I’m hoping you can help me out with a bug identification. We live in York, PA, in a brick house that’s about 150 years old. We have these "creatures" that emerge in various places… I’ve seen them in the basement laundry room– usually when I pick something up off the floor– but also in the living room and dining room, scurrying across the floors or up the walls. They look kind of like the silverfish drawing, but they are longer and thinner, probably a little less than a half inch wide. They range in size from 2-3 inches long, but once I swear I saw one that was at least 4 inches long one time in the basement. They are gray in color, very flat, very fast, with lots of legs, but they don’t seem to have the tentacles off the front and back like the silverfish drawing. I wish could get a picture of one– unfortunately when I see one I’m so darn startled that I end up crushing it to an unidentifiable pulp!!! Any help available? Tricia

Dear Tricia,
You have house centipedes (Scutigera coleoptrata). They are harmless, and actually eat other tiny pests that enter your house. We have some nice photos on our site www.whatsthatbug.com which you can view by clicking the centipede button.

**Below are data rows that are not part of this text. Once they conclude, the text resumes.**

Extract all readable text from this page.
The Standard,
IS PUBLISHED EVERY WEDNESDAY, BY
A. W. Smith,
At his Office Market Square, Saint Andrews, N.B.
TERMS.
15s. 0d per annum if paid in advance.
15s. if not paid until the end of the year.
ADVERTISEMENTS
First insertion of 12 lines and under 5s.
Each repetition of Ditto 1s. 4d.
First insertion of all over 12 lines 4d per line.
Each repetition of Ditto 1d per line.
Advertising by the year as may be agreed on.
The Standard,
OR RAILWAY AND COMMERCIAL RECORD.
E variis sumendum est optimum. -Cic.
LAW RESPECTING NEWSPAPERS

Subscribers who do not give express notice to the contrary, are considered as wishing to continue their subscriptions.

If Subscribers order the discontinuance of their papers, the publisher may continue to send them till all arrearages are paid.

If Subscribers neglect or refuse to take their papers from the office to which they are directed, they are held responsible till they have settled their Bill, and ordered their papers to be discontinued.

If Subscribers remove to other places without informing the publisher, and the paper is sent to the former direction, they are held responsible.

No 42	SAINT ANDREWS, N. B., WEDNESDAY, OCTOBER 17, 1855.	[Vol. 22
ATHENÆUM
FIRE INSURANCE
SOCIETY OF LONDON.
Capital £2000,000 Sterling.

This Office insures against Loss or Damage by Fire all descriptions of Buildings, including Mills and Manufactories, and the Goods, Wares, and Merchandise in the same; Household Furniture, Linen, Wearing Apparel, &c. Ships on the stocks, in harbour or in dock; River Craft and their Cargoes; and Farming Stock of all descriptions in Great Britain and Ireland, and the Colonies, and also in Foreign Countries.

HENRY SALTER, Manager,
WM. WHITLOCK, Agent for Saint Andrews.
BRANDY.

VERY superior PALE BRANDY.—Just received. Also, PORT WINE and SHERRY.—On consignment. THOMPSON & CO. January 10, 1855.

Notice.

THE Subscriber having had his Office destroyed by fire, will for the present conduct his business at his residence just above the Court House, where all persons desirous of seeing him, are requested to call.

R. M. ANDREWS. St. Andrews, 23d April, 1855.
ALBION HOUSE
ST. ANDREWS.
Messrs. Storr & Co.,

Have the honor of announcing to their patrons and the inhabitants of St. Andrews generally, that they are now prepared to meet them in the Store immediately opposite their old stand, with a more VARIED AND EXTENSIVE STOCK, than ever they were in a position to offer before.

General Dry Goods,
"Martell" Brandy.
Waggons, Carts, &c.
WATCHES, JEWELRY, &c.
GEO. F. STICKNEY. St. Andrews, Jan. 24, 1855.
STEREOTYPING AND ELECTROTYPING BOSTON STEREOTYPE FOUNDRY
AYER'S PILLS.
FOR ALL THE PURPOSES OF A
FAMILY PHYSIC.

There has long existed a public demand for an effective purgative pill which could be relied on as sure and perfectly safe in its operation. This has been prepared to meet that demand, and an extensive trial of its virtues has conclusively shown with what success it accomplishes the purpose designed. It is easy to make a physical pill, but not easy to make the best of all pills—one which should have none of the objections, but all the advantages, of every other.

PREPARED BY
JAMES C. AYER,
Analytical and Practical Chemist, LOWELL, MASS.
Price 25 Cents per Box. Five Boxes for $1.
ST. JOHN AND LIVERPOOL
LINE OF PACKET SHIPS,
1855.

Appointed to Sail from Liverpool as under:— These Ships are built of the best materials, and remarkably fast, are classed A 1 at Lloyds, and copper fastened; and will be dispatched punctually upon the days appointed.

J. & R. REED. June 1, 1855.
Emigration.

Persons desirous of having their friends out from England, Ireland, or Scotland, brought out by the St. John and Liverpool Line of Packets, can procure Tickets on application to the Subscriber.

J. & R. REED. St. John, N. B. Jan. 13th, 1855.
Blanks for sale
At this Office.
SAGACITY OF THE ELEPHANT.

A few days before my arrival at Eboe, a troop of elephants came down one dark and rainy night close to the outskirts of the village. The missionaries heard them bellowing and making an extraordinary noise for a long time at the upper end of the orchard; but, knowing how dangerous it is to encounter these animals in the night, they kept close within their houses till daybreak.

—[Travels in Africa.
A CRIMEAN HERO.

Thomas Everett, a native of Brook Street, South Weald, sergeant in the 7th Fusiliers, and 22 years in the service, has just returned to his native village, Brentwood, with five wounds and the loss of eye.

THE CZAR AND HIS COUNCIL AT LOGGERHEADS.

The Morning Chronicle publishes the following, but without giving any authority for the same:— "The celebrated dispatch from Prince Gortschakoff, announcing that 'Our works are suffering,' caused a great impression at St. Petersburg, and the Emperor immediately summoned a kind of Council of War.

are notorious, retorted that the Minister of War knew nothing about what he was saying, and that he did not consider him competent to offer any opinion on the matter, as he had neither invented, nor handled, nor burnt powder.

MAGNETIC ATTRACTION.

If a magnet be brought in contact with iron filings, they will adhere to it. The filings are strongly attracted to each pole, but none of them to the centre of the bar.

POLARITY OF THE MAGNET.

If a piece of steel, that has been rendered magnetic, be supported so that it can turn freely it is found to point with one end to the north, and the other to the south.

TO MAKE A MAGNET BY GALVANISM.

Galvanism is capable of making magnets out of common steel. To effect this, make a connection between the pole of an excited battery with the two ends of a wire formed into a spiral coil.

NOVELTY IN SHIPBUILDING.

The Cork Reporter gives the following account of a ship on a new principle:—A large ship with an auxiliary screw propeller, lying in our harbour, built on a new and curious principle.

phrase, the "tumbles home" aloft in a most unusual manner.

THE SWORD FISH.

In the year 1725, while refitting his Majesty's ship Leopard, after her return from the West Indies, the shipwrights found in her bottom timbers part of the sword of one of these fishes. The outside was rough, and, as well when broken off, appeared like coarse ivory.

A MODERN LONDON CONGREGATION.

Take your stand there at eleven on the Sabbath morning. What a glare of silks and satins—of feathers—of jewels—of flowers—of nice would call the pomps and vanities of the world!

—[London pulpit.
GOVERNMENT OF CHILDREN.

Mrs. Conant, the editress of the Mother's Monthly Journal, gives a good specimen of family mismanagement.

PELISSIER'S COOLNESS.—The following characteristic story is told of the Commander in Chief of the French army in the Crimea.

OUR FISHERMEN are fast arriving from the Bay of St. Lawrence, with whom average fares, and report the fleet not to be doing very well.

What's That Bug? does not endorse extermination

Your web site appears to be serious but when I clicked on the luna moth the picture does not appear right. Before I share your site with others please checkout the photo. Maybe someone hacked into your site.
G. Roberts

Dear G.
If you go to the cryptozoology.com site, you will understand why we had some fun with this one.

Hi! When I lived in Alabama as a child there was a bug that lived in the ground that we call a "doodlebug" or a "pinchin bug" because of the big pinchers it had…..it would burrow straw sized holes and back into it…..we as kids would put broom straw in the hole and wait until it started to wiggle then jerk the straw out and hanging from it by it’s pinchers would be the ugliest meanest looking little bug/worm thing less than an inch long. What was it?
Stacey

Hi Stacey,
Your Doodle Bugs are the larvae of Ant Lions, Family Myrmeleontidae, winged insects that resemble Lacewings.

Dear Mr. Bugman,
A couple years ago when I was a courier in Philadelphia I found a Praying Mantis in an office building elevator, so I took her outside and let her go. Then a couple days later I found another one in a different building’s elevator ! This has been keeping me awake nights ever since. Should I worry about some ancient chinese curse or expect some munificent blessing ?
Colin Barclay

We have lost the original reply to Colin’s letter, but we assured him that he would fall victim to no curse, and helping the poor Mantids could only result in blessings.